- Born: March 9, 1958 New York City, New York, U.S.
- Died: April 9, 2024 (aged 66) Memphis, Tennessee, U.S.
- Genres: Rock
- Occupation: Musician
- Instrument: Guitar
- Years active: 1970s–2024
- Member of: Low Society
- Formerly of: John Cale band
- Spouse: Mandy Lemons

= Sturgis Nikides =

Sturgis Nikides (March 9, 1958 – April 9, 2024) was an American guitarist.

== Biography ==
Sturgis Nikides was born in Brooklyn, moved to New Jersey when he was eight, and later to Staten Island.

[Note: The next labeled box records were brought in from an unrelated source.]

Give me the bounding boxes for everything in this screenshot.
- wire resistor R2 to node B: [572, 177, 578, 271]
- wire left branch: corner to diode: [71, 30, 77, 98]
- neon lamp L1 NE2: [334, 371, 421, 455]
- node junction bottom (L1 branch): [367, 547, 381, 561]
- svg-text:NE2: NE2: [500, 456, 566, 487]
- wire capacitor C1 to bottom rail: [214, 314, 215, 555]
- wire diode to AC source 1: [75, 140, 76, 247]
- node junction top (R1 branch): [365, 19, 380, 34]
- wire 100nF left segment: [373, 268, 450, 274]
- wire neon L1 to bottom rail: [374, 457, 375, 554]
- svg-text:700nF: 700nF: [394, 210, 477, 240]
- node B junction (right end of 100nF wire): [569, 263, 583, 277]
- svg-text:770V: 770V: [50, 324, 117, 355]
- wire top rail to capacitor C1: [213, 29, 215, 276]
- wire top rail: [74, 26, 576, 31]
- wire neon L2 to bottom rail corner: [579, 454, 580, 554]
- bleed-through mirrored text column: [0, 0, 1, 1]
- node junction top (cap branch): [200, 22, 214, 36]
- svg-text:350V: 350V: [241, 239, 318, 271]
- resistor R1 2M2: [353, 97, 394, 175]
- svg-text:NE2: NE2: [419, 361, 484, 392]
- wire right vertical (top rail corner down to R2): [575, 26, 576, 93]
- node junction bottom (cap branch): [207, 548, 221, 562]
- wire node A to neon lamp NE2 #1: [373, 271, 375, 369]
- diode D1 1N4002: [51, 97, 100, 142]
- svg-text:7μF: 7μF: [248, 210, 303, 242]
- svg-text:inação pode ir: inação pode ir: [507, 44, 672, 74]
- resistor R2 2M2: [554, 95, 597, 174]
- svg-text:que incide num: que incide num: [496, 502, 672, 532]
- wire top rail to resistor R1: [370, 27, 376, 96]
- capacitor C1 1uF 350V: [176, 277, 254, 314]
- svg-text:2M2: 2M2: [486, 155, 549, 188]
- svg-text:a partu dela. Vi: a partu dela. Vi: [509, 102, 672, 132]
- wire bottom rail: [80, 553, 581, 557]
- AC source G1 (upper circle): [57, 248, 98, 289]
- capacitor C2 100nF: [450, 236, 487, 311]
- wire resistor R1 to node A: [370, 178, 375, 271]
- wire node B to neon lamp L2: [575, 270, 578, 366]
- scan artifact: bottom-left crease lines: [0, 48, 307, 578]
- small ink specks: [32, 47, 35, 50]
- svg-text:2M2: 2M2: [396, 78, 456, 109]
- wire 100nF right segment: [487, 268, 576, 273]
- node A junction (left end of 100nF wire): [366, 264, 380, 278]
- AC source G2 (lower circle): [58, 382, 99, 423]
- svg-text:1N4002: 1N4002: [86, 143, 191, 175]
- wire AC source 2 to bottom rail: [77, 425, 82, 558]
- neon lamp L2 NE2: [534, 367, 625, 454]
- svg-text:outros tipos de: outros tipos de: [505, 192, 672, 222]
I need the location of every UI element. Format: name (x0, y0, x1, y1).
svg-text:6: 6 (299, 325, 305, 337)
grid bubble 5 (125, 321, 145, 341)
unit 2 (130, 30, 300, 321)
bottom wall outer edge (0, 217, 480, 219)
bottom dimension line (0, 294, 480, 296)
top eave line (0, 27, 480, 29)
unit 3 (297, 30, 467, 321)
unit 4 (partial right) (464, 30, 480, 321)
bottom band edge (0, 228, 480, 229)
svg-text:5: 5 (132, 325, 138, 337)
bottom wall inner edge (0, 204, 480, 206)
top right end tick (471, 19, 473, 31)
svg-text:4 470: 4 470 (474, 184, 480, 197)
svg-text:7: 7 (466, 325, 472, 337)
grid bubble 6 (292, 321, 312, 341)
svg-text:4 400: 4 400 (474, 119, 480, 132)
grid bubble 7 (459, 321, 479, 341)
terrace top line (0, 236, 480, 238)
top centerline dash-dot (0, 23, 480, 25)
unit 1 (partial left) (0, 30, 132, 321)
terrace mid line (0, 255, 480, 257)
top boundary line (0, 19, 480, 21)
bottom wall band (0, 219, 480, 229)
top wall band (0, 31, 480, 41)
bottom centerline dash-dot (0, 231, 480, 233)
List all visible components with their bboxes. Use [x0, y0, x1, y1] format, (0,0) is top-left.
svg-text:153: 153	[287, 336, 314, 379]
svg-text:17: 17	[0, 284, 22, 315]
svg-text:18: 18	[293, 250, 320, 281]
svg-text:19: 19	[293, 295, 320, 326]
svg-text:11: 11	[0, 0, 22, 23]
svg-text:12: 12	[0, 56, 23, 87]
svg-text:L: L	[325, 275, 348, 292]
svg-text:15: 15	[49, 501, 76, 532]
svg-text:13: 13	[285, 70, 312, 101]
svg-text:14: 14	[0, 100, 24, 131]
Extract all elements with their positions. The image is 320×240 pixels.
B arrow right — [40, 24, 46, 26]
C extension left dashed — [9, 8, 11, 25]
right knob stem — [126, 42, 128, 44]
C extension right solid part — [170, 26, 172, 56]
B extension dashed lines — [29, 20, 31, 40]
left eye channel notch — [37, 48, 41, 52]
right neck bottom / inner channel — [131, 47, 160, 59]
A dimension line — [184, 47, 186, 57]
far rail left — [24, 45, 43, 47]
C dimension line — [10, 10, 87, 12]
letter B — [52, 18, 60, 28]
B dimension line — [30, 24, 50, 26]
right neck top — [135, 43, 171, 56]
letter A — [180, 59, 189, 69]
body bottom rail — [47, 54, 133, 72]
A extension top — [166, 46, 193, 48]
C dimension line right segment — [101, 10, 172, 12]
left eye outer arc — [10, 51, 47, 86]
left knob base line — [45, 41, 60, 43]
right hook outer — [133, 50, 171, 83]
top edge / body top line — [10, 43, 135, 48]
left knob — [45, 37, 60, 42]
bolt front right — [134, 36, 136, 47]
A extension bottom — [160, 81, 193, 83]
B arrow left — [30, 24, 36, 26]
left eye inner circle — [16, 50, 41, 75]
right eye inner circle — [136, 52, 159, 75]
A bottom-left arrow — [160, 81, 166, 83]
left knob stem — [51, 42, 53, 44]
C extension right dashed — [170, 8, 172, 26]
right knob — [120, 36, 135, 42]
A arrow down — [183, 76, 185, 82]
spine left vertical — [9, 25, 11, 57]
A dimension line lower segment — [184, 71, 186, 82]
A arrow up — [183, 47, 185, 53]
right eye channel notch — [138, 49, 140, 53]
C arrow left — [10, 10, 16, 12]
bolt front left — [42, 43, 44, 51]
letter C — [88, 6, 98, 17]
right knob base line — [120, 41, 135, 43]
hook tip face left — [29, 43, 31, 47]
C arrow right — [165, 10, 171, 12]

Nikides started playing guitar in 1965, inspired by seeing The Beatles at Shea Stadium. He formed his first band in 1969 and was a member of several bands during the 1970s, including the Neon Leon band. He joined John Cale's band in 1979, playing on the studio version of "Mercenaries (Ready for War)" single (1980) and on Honi Soit (1981). He also played with Cool It Reba. He left New York for Miami in 1989 and played with Diane Ward in Voidville. The band disbanded in 1993. He then devoted himself to producing recordings for other artists and composing instrumental music for film and television.

In 2004, Nikides released his first solo album Man of Steel.

In 2009, he participated in the documentary Who Killed Nancy? He formed Low Society in 2009 with his wife Mandy Lemons, releasing three studio albums in 2011, 2014, and 2017, respectively.

Nikides died in Memphis, Tennessee, on April 9, 2024, at the age of 66.